Of course, for every safe there is a key, and virtually nothing can be kept locked for forever. Eventually, bootleg copies of the Atlanta Omni shows were leaked out to the collectors' circles. The first version of this show appeared as an untitled, stripped-down DVD simply called Atlanta Omni '87 and at best appeared to be a third- or fourth-generation VHS that was quickly converted to DVD with little thought to overall presentation. While this was acceptable in the early days of DVD bootlegs, there was always hope that an upgrade would surface. The people at Harvested DVD did manage to get a significant video upgrade, this was properly authored to DVD, including a nice selection of bonus features, namely the backdrop films used in the tour. The package was released under the name The Calhoun Tapes (HRV DVD 002). Fans praised the great production and The Calhoun Tapes quickly buried any existing versions of the Omni shows.
eBay has become a boom (or bust) for bootleg video opportunities. It is here that the backstory of Omnipresent begins. While searching for video boots, an avid video fan came across an eBay auction for a couple Pink Floyd BetacamSP tapes. Betacam is the TV broadcast standard, the quality greatly exceeds the consumer formats that most bootleg videos are stored and traded on. Evidently the fan didn't know what to expect as one of the tapes in the auction had no identification but the fan went ahead and bid and eventually won the auction. When the tapes arrived the bidder did not have a Betacam playback deck, so the tapes were put into temporary storage and sat while the bidder worked towards purchasing a Betacam deck. Eventually the bidder did get a playback deck and went to their box of tapes to see what exactly they had. I can only imagine that person's surprise when they put in an unmarked tape and they were greeted with a broadcast quality Betacam tape of the Atlanta Omni concert. While The Calhoun Tapes were good quality and very enjoyable, the difference between that version and the Betacam was like the difference between night and day.
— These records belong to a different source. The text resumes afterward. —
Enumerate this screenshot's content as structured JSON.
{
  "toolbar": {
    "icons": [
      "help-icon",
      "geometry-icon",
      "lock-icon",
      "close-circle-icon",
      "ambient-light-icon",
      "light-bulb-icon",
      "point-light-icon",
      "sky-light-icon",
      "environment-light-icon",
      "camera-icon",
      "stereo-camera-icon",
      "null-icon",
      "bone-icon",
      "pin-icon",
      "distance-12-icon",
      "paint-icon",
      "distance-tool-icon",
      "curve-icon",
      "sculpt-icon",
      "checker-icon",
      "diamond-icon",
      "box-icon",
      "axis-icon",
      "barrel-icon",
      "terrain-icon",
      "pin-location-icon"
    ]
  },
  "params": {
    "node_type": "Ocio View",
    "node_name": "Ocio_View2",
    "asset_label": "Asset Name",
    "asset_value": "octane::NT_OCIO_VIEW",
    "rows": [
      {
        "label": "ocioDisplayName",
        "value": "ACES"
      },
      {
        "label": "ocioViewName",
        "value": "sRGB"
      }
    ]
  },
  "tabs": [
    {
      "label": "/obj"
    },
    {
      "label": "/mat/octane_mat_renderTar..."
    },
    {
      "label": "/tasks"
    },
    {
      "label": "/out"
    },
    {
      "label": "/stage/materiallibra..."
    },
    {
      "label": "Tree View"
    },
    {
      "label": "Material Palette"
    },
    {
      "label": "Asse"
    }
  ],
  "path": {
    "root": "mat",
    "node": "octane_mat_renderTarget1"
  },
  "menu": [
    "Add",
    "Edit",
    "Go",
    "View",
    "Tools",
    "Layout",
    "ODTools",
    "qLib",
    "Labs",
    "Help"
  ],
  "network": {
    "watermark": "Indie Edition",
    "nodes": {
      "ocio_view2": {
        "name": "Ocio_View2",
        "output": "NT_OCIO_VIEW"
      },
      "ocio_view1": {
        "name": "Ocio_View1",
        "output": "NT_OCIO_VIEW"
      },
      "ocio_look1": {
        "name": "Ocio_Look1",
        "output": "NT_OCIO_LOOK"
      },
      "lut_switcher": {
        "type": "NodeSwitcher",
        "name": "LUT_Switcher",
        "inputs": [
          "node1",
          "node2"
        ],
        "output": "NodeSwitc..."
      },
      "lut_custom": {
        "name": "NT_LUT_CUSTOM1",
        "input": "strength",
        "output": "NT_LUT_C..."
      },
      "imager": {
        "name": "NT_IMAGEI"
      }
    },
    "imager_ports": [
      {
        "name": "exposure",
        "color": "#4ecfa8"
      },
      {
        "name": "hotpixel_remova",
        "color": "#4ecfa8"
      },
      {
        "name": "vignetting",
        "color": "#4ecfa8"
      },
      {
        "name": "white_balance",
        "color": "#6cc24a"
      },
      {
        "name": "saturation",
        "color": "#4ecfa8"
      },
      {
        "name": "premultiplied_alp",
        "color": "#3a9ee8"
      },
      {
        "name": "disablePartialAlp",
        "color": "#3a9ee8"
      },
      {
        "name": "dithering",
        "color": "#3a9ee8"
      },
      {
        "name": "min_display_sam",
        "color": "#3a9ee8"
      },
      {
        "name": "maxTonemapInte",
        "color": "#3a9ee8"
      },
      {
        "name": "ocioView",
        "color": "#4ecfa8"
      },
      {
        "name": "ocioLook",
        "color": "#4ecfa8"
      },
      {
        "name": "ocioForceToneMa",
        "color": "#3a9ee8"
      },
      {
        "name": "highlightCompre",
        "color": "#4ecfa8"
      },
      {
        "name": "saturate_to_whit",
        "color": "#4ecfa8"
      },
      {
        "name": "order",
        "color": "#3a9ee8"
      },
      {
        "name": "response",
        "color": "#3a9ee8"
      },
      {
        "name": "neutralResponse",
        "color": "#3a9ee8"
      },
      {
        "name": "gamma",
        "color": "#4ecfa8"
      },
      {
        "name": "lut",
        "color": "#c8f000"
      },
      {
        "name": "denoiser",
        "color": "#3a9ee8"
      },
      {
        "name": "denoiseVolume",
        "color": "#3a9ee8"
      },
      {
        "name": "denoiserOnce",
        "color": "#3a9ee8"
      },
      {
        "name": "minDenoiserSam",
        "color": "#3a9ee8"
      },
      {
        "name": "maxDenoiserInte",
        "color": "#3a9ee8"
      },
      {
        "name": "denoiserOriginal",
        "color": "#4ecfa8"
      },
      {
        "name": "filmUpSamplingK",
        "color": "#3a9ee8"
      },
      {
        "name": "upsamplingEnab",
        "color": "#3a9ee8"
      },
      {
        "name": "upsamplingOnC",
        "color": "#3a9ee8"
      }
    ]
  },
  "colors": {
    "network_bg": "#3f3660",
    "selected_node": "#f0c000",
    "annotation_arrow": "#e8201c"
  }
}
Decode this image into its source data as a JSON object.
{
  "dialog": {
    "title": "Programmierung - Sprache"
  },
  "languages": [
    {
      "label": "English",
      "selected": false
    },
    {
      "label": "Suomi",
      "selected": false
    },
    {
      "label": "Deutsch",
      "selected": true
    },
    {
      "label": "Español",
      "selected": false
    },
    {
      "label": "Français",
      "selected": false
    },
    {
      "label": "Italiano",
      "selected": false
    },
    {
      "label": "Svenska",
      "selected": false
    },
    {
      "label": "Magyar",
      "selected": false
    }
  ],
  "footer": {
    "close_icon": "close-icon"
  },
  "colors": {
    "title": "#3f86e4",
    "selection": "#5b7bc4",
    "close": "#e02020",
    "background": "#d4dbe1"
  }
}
Omnipresent is the debut release from the Household Objects label. Great care was taken with the Betacam tapes as they were run through a time base corrector and audio editor, resulting in a crystal-clear picture with fantastic stereo sound. The sound and picture are absolutely flawless and breathtaking in comparison to The Calhoun Tapes or Omni 87 sets. The opening screen has a special message for any potential eBay sellers to die a horrible death if they sell this free trade DVD. The main menu screen is animated with a video clip of the Pink Floyd light show, with audio from "Comfortably Numb". While this DVD does not have the bonus features that is found on The Calhoun Tapes, it makes up for this with a high encoding rate and uncompressed audio. The video is stunning in its quality as it is broadcast-ready, on par with any legit DVD the band themselves could release. This makes for a definite "must have" in any Pink Floyd bootleg collection.
If you put the disc in a DVDROM drive you will have access to cover and disc artwork. Household Objects was very clever with their artwork, in that the final product appears to be a duplicate of the BetacamSP tape in its original packaging. A PDF file is included to give the user step by step instructions to print and assemble their own jacket.
I give this DVD a definite thumbs-up. Although it becomes apparent why this concert wasn't aired on MTV (subpar performance) it is still a valuable addition to your collection.